When the first COVID lockdown started in March 2020 I was reading a new translation of The Odyssey by someone called Stephen Mitchell. The name rang a bell, and when I looked it up I realised that he was also the author of my favourite translation of the Tao Te Ching. Everything really is connected.
Thanks for reading, and especially to those of you who have taken the time to comment.
Sue
x
From the one who had to choose the other path . . .
Emma
Yes of course! I'd forgotten
Yes of course! I'd forgotten Tennyson. Extraordinary that a story written 3000 years ago continues to resonate so strongly, and so widely.

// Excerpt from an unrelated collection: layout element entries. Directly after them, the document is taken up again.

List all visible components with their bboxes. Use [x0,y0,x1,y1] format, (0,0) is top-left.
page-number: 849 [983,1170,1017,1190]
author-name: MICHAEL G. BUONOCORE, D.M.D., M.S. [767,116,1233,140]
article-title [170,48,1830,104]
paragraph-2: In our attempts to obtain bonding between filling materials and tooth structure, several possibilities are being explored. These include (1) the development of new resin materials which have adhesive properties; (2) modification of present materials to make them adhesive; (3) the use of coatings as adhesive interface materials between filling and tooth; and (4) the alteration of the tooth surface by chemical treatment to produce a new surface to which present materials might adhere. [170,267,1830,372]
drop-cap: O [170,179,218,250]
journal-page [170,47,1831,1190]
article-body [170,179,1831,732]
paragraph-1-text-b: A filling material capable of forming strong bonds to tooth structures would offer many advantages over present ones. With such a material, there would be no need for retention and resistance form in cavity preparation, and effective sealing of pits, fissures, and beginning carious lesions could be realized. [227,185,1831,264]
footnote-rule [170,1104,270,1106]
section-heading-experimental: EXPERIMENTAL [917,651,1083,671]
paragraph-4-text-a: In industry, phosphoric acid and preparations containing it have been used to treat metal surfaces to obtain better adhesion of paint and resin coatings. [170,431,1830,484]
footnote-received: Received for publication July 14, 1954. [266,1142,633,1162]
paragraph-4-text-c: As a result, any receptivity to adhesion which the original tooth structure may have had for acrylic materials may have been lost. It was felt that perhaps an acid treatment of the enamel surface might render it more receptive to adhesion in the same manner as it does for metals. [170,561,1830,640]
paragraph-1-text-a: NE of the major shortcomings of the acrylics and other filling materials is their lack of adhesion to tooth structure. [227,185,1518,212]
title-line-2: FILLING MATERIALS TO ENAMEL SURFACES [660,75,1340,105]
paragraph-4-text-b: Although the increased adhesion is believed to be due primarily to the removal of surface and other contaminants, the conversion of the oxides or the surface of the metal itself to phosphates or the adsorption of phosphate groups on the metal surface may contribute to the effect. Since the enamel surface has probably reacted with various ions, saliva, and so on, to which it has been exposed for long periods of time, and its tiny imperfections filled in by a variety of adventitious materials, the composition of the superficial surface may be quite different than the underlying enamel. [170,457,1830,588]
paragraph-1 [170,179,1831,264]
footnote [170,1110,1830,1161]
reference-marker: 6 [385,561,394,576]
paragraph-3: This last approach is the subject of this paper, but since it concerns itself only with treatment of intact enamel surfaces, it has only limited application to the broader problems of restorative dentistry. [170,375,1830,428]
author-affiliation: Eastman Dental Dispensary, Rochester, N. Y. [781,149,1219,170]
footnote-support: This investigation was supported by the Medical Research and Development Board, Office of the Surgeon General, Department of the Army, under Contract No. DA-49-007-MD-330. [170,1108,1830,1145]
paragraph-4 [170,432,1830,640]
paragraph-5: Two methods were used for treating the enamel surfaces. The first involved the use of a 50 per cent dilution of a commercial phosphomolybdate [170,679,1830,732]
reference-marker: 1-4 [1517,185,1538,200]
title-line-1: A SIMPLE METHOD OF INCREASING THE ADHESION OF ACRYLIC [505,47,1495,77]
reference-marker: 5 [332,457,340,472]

Thanks for the lovely comments!
A perfect conclusion
Thank you, Sue. This was a beautiful story with rich imagery and roots as deep as your grandfather oak tree. Thank you for sharing it.
Emma
very good ending
thank you for sharing this story with us
I Can Only Conclude
That it was Odysseus' love for Penelope that enabled him to leave the island. Sue had no such external attachment to drag her away; just the opposite!
She was given the opportunity but declined in order to stay with all the people and things that she loved. I hope she still resides there happily to this day.
A beautiful tale beautifully told, Sue.
A wonderful ending…….
To a truly enchanting tale. The ending nicely ties everything together, and explains a lot.